于是,第二日,柳寄悠便收到矛隼快遞來的信,來自于尊貴皇帝的御筆問候。而這封信,因為信末附上的一首詩,教原本只是平平無奇問候她病情的信件,立即升級為一一情信。
恨君不似江樓月,南北東西,南北東西,只有相隨無別離。
恨君卻似江樓月,暫滿還虧,暫滿還虧,待到團圓是幾時?
評評!評評!評評!
不過是拿別人的詩作來賣弄罷了……
不過是一首膩得讓人覺得肉麻的情詩罷了……
難不成龍天運竟以為她跟那些無知的懷春少女一樣,隨隨便便抄來一首詩就會把整顆心給丟了嗎?
柳寄悠將信拍在桌上,像是無比嫌棄痛恨:但被雙手捂住的面容,卻像是涂滿了胭脂似。
然后,第二日,又來了一封信,信末又附了一首詩。
海上生明月,天涯共此時。
情人怨遙夜,竟夕起相思。
滅燭憐光滿,披衣覺露滋。
不堪盈手贈,還寢夢佳期。
怦怦怦怦怦!
這人!不愧是風流名聲廣為世人知的皇帝!
肉麻的情詩隨手寫來,半點不害臊的!
他以為她會為了他這么點手段臉紅心跳嗎?他以為他寫來這些情詩,就能讓她就范嗎?他以為她會為了他,放棄自己對自由的堅持嗎?還有,當他所有的妃妾日日跑來她面前示威,他以為她會愿意成為他后宮的一員嗎?
就算她如今已是不得不進宮了,但要她心甘情愿,作夢!
她可不是無知而不識詩書的女子,這些詩,書中就有,她自己會看!
然后,第三日,又來了信,寫了一些日常,說今日黃昏下了場雨,然后,仍然有一首詩附在信尾。
遙夜亭皋間信步。乍過清明,早覺傷春暮。數點雨聲風約住,朦朧澹月云來去。
桃杏依稀香暗渡。誰在秋千,笑里低低語。一寸相思千萬緒,人間沒個安排處。
然后,詩的最后,這個男人似是不滿于她的全無回應,很直白、很霸道地寫了兩個字——回信!
本來還在為著那“一寸相思千萬緒,人間沒個安排處”而失神怔著呢,結果那大剌剌且殺風景的兩字就撞入眼簾,當下把她好不容易被挑動的滿心風花雪月幻境給砸碎滿地……
于是,第三封信仍然與第一、第二封的遭遇相同,被用力拍在桌幾上,發出重重的聲響。
然后,第四封、第五封、第六封……每日都沒有間斷地固定在她一醒來的時刻,被燕虹送到跟前。
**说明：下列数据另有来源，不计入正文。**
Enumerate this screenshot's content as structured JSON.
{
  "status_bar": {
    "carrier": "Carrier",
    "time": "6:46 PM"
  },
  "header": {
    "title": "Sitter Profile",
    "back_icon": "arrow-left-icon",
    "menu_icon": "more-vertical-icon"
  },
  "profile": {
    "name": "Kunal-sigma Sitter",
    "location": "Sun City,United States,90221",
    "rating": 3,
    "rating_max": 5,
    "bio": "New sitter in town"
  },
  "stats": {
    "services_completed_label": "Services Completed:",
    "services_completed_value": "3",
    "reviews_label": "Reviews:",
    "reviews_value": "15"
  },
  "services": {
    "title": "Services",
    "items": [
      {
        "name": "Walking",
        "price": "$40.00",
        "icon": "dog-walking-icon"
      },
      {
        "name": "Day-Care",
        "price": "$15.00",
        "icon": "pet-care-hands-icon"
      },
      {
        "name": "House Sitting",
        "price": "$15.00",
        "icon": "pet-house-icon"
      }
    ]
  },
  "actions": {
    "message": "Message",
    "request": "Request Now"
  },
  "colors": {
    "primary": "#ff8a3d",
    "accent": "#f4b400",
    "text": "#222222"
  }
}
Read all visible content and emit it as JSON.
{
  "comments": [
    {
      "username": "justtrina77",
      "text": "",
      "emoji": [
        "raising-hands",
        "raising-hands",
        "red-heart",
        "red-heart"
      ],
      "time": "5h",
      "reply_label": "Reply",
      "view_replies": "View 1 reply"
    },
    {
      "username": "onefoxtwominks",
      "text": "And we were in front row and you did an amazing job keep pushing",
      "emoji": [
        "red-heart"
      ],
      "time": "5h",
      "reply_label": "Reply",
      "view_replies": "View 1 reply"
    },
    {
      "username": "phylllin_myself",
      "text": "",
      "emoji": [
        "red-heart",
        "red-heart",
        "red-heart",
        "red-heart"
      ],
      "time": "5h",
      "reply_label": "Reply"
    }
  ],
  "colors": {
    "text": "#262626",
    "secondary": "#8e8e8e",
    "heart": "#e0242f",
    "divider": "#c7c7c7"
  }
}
一封信,一首情詩,柳寄悠日日嫌棄地看著、日日拍上桌面、日日將信夾在厚厚的書冊里壓著,小心地將每道皺褶給攤平,卻又因為忍不住懷抱著信件入睡而又重復將信紙給弄皺……
整顆心都被他每日必送來的信件給占滿,而龍天運要求她回信的行為,也讓她不得不費盡心思去想該回寫些什么好、怎么寫才能顯得她沒那么在意他,卻也并不敷衍他。這真是令她傷透腦筋啊……
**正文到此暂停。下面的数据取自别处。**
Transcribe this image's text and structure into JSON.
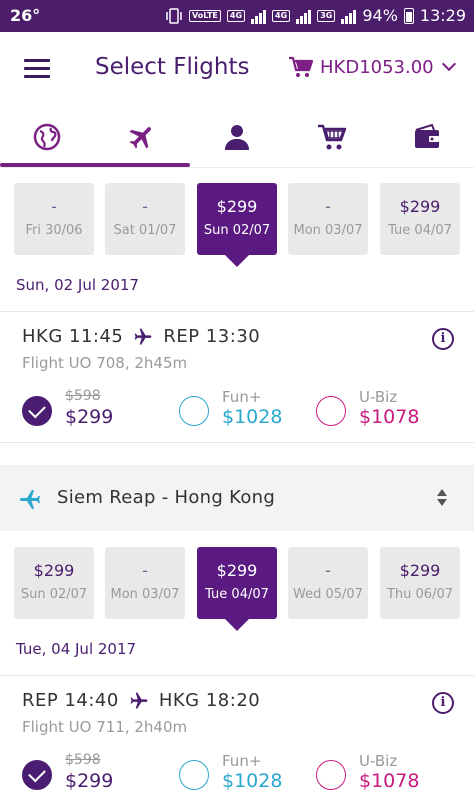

于是她再也分不了神去在意那些日日來到她跟前親熱叫姐姐妹妹的妃嬪們對她說了什么夾針帶棍的話:沒空去想他的三千粉黛:沒心思去在意自己曾經對“一生一世一雙人”的幻想,甚至漸漸不在乎他對她,可能僅是一時的興趣,很快就會厭棄,為她的人生帶來滅頂之災。
兩情相悅、兩心相許、一生一世這種妄念啊……
只要他是帝王,又怎么可能專屬于她?尤其是在她之前,他早已屬于過無數女人,并育下幾個孩子。既不是先來者,又哪來的底氣去想著讓他只屬于她,再也不理會其他人?憑什么?
他現在對她非常好,每日總是念著她,在日理萬機中,還能抽空給她寫信,如此榮寵,哪個女人能不被打動?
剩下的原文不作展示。